Unified Flow: The Benefits of a Holistic Approach to Supply Chains


The retail landscape keeps evolving; ecommerce has been on the rise for years, but the past year has sent it into orbit and retailers are feeling the effects of this growth on their supply chains. The demand for warehousing space and staff has never been higher, and the same goes for the demand for long-distance transport capacity, as well as last-mile delivery too.

How can retailers cope with these changes, and what are the sensible choices they should make? Pieter Van den Broecke, Managing Director Netherlands, Belgium and Germany at Manhattan Associates, shares his view about the challenges retailers (in particular) are facing and how they can turn these difficulties to their advantage.

Flowing In

Looking at the inbound flow of goods from suppliers, companies can take different approaches when looking for areas of improvement, depending on the size of their supply chain.

  • Short supply chains: think about inbound and your outbound flows. A unified supply chain that incorporates warehouse and transport management systems can help identify synergies and promote visibility.
  • Mid-range supply chains: switch from being on the receiving end to collecting your orders. When you own or control your shipping channels, you are in the driver’s seat.
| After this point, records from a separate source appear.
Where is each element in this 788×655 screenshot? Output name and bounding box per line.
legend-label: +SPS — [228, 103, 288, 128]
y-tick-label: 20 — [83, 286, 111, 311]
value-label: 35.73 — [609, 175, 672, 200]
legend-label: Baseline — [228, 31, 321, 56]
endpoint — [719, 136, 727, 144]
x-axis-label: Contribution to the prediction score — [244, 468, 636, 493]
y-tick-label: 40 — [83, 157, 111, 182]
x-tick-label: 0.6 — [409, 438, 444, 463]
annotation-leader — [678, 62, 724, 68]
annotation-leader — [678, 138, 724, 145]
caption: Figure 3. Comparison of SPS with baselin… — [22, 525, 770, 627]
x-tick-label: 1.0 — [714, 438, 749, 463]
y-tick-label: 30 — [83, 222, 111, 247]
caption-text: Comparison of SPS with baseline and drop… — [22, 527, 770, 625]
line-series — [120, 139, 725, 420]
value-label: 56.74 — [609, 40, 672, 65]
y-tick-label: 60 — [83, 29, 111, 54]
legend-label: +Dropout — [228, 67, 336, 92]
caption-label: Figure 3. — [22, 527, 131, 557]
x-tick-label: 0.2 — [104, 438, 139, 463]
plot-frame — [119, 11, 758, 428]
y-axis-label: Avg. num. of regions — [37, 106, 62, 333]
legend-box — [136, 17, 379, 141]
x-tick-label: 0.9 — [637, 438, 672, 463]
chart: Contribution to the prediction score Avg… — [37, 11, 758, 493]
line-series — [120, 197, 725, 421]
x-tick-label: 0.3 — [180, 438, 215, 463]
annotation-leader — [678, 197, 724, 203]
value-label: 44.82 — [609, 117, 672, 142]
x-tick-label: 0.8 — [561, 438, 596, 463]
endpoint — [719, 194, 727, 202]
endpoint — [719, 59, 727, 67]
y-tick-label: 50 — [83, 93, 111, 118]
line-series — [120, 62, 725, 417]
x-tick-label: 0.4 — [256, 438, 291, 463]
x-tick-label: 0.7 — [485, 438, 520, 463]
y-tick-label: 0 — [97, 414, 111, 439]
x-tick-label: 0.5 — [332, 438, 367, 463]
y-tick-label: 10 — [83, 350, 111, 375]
That makes it easier to manage the flow of goods into and through your networks.
  • Long-range supply chains: importing semi-finished instead of finished product gives you more flexibility in the final stages of your supply chain. Nearshoring or onshoring makes lead times shorter and can increase flexibility.

Flowing Through

There are different areas where retailers can improve the efficiency of their warehousing operation. Some of the potential improvements discussed in the articles below are automation, pulling orders instead of pushing orders, and gamification. Read up on that here, or listen to the podcast episode:


Flowing Out

Complete visibility of your outbound flows is essential if you want to leverage economies of scale. Should you give your whole ecommerce volume to one of the leading parcel carriers, or is it more efficient to organise your ecommerce shipments locally and give them to a local hero to deliver?

Smaller local delivery companies may have better coverage, resulting in a better price point, better service, or both. Combining e-commerce, wholesale, and retail shipments is also an option if you have complete visibility of your goods across the entirety of the supply chain picture.

Another trend we are seeing is a move to shipping product to end-customers from micro fulfilment centres, partner hubs, or stores. This increase in locations increases both the need for visibility and the need for advanced planning systems to make sure the right product is at the right place at the right time as well as advanced order management systems to make sure the right product is sourced from the right place, at the right time, at the right costs.

Flowing Back

The increase in ecommerce shipments has also led to an increase in returns, making a seamless returns process more important than ever for two key reasons:

  • Your customer wants an easy returns process to return an order with as little hassle as possible, making the returns process now an active customer experience touch-point
  • You want a returns process where you have complete visibility of where your returns are and what the status of the returned product is, so you can make them available for sale as quickly as possible again

The higher the value of your products, the more critical it is to have returned product checked and back in stock as fast as possible. Whether you have a dedicated returns centre from where you ship re-stocked items, or you put them back in your main stock, you need the flexibility of a warehouse management system that utilises the returned stock effectively.

Unified Flows = Unified Supply Chains

Whatever part of your supply chain you are thinking of improving, it is crucial to have a holistic unified approach to your supply chain processes. Transportation management, order management, warehouse management, planning, these all need to be connected and working together.

Simply put, in an increasingly fast-paced digital, connected world, a siloed approach doesn’t cut it anymore. Every stage and element of a modern, agile and resilient supply should be tightly connected and intertwined - gone are the days of the siloed, legacy approach - enabling companies to leverage economies of scale and merge separate flows in a unified, data driven and future-ready supply chain.